И несмотря на все теории и рассуждения, англичане чувствовали себя в Индии не в своей тарелке, потому что были отделены каменной стеной от кишевшего вокруг них многомиллионного населения. Они трусили, да, да, именно трусили, – это было правильное слово. И свой страх превращали в запугивание.
«Как ни странно, дело обстоит именно так!» – сказал себе де ля Хавр, обрадовавшись этому банальному заключению, точно сделал невесть какое открытие. «В конечном счете и расовая гордость, и гордость своей страной, и даже преувеличенная любовь к родине – все это должно было служить укреплению экономического превосходства. Но ко всему этому надо хоть каплю человеческого понимания!» Эти мысли, все одни и те же, в который раз приходили де ля Хавру в голову; он обдумывал их на все лады, что утомляло его и раздражало.

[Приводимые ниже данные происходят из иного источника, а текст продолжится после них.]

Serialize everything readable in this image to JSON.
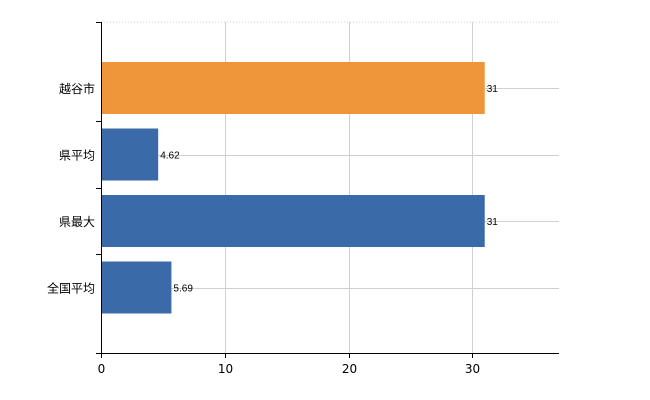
{
  "chart_data": {
    "type": "bar",
    "orientation": "horizontal",
    "title": "",
    "xlabel": "",
    "ylabel": "",
    "categories": [
      "越谷市",
      "県平均",
      "県最大",
      "全国平均"
    ],
    "values": [
      31,
      4.62,
      31,
      5.69
    ],
    "data_labels": [
      "31",
      "4.62",
      "31",
      "5.69"
    ],
    "bar_colors": [
      "#f0963a",
      "#3b6aa8",
      "#3b6aa8",
      "#3b6aa8"
    ],
    "xlim": [
      0,
      37
    ],
    "xticks": [
      0,
      10,
      20,
      30
    ],
    "xtick_labels": [
      "0",
      "10",
      "20",
      "30"
    ],
    "grid": true,
    "legend": "none"
  }
}
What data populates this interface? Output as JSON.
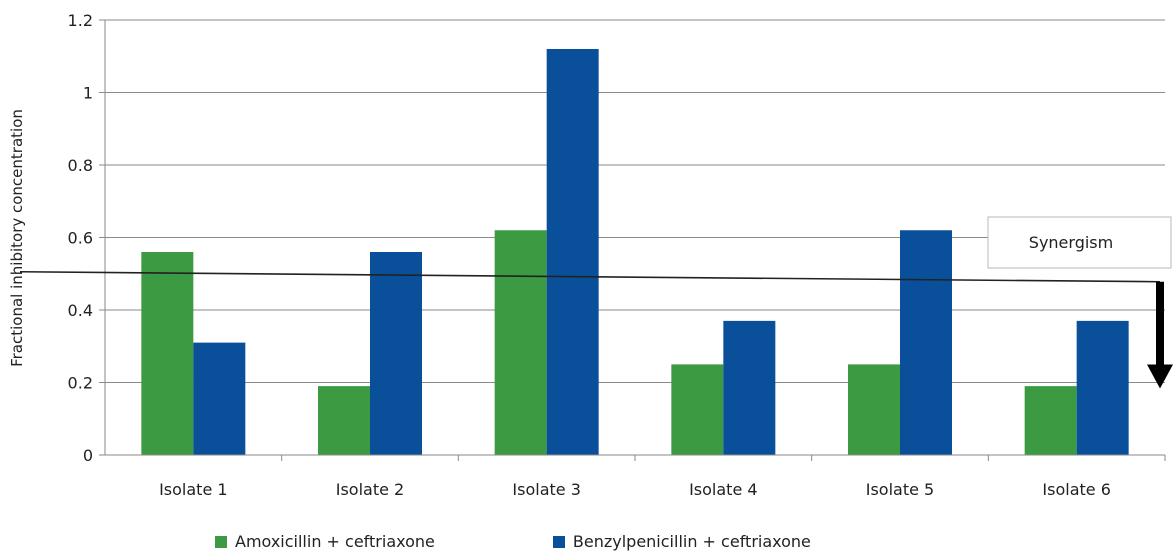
{
  "chart_data": {
    "type": "bar",
    "title": "",
    "xlabel": "",
    "ylabel": "Fractional inhibitory concentration",
    "ylim": [
      0,
      1.2
    ],
    "yticks": [
      "0",
      "0.2",
      "0.4",
      "0.6",
      "0.8",
      "1",
      "1.2"
    ],
    "categories": [
      "Isolate 1",
      "Isolate 2",
      "Isolate 3",
      "Isolate 4",
      "Isolate 5",
      "Isolate 6"
    ],
    "series": [
      {
        "name": "Amoxicillin + ceftriaxone",
        "color": "#3c9a43",
        "values": [
          0.56,
          0.19,
          0.62,
          0.25,
          0.25,
          0.19
        ]
      },
      {
        "name": "Benzylpenicillin + ceftriaxone",
        "color": "#0a4f9a",
        "values": [
          0.31,
          0.56,
          1.12,
          0.37,
          0.62,
          0.37
        ]
      }
    ],
    "threshold": 0.5,
    "annotation": {
      "label": "Synergism",
      "arrow_direction": "down",
      "arrow_target": 0.2
    },
    "grid": true,
    "legend_position": "bottom"
  }
}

Вдруг в душе его возникло сомнение. Уж так ли искренне огорчила его собственная неудачная попытка признать Шаши Бхушана себе равным? Свойственные ему эгоизм и снисходительность к себе так услужливо подсказывали оправдание!
– Сахиб, сахиб! – внезапно донесся до него резкий крик сзади. Повернувшись, он увидел догонявшего его бегом Шаши Бхушана.
– Сахиб, сахиб, – кричал тот, размахивая фонарем в руке, – ребенок родился!
Де ля Хавр промычал что-то в ответ, кивнул головой и пустился бегом к дому Шаши Бхушана.